US manufacturers launch campaign against climate bill

Author: Joe Kamalick


WASHINGTON (ICIS news)--US manufacturers have launched a multi-state and multi-million-dollar advertising campaign to defeat climate change legislation that they said on Friday would raise energy costs and kill industrial jobs.

The National Association of Manufacturers (NAM) said the television, radio and Internet-based campaign in 13 key manufacturing and energy-producing states is aimed at killing HR-2454, the American Clean Energy and Security (ACES) Act, when it comes up for debate in the US Senate in a few weeks.

The ACES Act was approved by the US House on 27 June with a narrow 219-212 vote that was chiefly along party lines. The measure needed 217 votes for passage, and eight Republicans joined 211 Democrats to approve it.

The bill’s principal feature is a cap-and-trade mandate that would impose increasing limits on US industrial and transportation emissions of carbon dioxide (CO2) and other greenhouse gases (GHG) - the cap part of the measure - and sell emissions credits to manufacturers and industries, generating income for the US treasury.

The legislation also is known as the Waxman-Markey bill, so named for its two principal House sponsors, Democrats Henry Waxman of California and Edward Markey of Massachusetts.
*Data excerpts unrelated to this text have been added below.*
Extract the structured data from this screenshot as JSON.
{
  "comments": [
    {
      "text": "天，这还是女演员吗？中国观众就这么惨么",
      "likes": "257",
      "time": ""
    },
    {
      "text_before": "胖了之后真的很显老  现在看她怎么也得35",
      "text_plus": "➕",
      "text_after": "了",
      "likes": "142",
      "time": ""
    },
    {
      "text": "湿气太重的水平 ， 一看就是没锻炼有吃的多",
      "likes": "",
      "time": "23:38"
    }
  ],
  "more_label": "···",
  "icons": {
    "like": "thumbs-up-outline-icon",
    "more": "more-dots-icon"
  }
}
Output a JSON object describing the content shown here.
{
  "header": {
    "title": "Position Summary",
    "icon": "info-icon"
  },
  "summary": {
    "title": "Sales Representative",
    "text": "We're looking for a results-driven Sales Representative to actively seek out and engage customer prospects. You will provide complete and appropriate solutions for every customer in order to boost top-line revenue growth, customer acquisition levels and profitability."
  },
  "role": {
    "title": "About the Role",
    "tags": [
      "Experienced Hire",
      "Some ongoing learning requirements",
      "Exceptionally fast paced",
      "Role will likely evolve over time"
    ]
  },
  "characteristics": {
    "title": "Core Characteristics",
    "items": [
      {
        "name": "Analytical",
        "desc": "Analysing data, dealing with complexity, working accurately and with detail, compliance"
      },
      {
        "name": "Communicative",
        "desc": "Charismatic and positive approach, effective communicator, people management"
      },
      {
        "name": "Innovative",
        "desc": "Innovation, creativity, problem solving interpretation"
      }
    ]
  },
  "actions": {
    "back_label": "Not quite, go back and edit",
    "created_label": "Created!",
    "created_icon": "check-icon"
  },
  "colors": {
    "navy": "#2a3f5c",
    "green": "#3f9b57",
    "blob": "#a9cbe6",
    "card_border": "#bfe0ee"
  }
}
Opposition to the ACES Act or similar cap-and-trade measures has grown since the House approval, with chemical producers, refiners and energy companies joining a broad coalition against it. State and local government officials also have voiced opposition to the measure, alleging it will raise energy costs sharply and kill jobs.

NAM said on Friday it will try to drive those points home with its ad campaign in 13 states that are important because of their manufacturing or energy industries: Alaska, Arkansas, Indiana, Michigan, Missouri, Montana, Nebraska, North Carolina, North Dakota, South Dakota, Ohio, Virginia and West Virginia.

Association spokesman Hank Cox said those states have been targeted by the NAM campaign because “it is likely that senators from states dependent on manufacturing and/or energy are most concerned about the impact of climate change legislation”.

NAM vice president Jay Timmons said that “Our message to senators is that the Waxman-Markey bill is an anti-jobs, anti-energy piece of legislation”.

“It will shrink our nation’s economy, make us less competitive with foreign countries, raise energy costs for consumers and businesses, take away disposable income for Americans and cause significant job losses,” Timmons said. Most of those job losses, he said, would come in the nation’s manufacturing industries.

The NAM campaign and other lobbying efforts against the ACES Act are now focused on the US Senate, where opponents of cap-and-trade think they have a better chance of blocking the bill. 

The bill passed in the House with a very narrow majority vote. However, in the Senate any controversial or major legislation must garner support from at least 60 of the chamber’s 100 members if it is to pass.

Cox declined to say exactly how much NAM is spending on the campaign. Part of the campaign’s funding is being paid for by the National Federation of Independent Business (NFIB), a trade group representing about 350,000 small businesses.

NAM has 14,000 member manufacturers, including many chemical and plastics firms.